Nell’agosto scorso a San Ferdinando, piccolo centro in provincia di Reggio Calabria da anni sede di uno dei peggiori ghetti che ospitano i migranti, “Campagne in lotta” è riuscita nell’impresa di farsi detestare da uno schieramento trasversale di realtà, dai centri sociali ai sindacati, passando per i comitati, tutti accusati di essere “guardie e amici delle guardie”. Gli attivisti dell’organizzazione romana erano impegnati a impedire il trasferimento volontario dei migranti nella nuova tendopoli allestita dalla Prefettura per permettere a chi lo volesse di abbandonare le baracche fatiscenti del ghetto. La maggior parte dei braccianti ha fatto orecchie da mercante alle istanze di “Campagne in lotta” e si è messa in fila per essere ammessa nella nuova struttura. Ma la Questura non ha per niente gradito l’attività dell’organizzazione romana.
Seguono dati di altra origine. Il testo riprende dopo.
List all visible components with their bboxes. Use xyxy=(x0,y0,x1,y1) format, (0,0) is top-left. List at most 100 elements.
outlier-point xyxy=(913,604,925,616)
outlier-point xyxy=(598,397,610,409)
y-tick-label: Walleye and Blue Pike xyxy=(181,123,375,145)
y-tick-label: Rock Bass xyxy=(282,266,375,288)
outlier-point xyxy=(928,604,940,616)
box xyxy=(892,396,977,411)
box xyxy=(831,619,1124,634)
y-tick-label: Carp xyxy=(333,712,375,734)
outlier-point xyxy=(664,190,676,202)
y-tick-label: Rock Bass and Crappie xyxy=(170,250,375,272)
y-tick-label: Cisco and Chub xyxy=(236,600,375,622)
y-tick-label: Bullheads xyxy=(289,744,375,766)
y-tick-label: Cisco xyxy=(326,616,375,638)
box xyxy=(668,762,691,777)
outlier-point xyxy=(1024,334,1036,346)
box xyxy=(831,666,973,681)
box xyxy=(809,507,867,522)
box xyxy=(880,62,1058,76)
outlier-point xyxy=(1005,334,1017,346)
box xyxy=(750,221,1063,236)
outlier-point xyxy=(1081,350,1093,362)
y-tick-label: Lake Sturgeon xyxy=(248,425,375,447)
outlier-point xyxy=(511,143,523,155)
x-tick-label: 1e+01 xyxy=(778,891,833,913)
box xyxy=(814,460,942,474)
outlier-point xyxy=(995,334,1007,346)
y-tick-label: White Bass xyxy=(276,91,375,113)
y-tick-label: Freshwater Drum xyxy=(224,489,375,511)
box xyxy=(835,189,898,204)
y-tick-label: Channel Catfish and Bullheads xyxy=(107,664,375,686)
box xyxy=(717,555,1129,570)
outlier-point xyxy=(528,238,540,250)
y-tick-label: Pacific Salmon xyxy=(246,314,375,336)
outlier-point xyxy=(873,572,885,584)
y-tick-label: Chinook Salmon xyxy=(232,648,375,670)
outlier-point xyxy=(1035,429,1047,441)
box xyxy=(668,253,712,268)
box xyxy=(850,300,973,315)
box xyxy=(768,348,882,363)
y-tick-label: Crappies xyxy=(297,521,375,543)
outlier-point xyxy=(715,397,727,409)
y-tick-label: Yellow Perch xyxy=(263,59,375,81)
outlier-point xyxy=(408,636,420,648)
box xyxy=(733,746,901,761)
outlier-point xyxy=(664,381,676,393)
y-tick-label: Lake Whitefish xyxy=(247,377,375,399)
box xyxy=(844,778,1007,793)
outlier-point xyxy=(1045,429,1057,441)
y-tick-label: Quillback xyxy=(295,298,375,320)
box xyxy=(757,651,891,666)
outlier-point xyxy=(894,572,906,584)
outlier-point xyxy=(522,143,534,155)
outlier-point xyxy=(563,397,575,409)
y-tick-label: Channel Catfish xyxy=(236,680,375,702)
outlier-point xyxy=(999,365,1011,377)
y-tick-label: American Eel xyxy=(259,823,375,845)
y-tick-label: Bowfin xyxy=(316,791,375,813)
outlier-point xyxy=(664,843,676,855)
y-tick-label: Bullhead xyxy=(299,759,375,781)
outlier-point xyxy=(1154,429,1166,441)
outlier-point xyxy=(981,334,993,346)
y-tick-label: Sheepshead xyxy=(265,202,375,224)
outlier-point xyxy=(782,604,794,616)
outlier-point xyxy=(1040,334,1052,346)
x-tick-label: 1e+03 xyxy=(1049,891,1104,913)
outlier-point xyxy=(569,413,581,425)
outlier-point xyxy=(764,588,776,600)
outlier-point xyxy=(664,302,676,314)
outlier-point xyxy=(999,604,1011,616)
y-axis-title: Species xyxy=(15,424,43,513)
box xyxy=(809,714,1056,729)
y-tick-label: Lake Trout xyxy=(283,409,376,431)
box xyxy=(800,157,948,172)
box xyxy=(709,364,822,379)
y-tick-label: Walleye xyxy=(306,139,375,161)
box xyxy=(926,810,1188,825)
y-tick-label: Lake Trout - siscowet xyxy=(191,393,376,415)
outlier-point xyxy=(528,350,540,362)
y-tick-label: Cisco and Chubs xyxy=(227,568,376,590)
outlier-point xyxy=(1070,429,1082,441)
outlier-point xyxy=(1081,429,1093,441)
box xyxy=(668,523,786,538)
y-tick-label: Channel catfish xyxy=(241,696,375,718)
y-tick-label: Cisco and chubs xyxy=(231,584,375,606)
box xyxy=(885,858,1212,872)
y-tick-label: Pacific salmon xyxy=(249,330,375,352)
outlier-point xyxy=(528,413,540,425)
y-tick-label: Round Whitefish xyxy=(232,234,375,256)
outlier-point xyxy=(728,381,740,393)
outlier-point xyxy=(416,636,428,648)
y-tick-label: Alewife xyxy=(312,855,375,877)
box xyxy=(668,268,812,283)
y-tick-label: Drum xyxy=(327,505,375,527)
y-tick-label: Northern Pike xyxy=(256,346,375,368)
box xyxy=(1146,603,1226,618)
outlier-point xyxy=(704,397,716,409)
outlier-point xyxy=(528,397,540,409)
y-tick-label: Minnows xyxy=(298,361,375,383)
Per gli investigatori del commissariato di Gioia Tauro, guidato dal vicequestore aggiunto Diego Trotta, gli attivisti hanno brigato con chi ha minacciato di ritorsioni e aggressioni i braccianti decisi a trasferirsi nella nuova struttura. “Le posizioni dei soggetti che hanno intralciato e ostacolato il libero trasferimento dei migranti usando la forza di intimidazione – aveva detto quel giorno il questore di Reggio Calabria, Raffaele Grassi – sono in corso di valutazione da parte delle forze di polizia e dell’autorità giudiziaria”. Poco meno di un mese dopo sono arrivati i provvedimenti. All’indirizzo di Padoan e altri militanti dell’organizzazione è arrivato un “foglio di via” e un divieto di soggiorno, che impedisce loro di mettere piede nel comune di Rosarno. Nel frattempo, per tutti è scattata la denuncia. Toccherà alla procura di Palmi valutare se e in che misura siano concretamente raffigurabili i reati contestati, che sulla carta prevedono pene fino a cinque anni.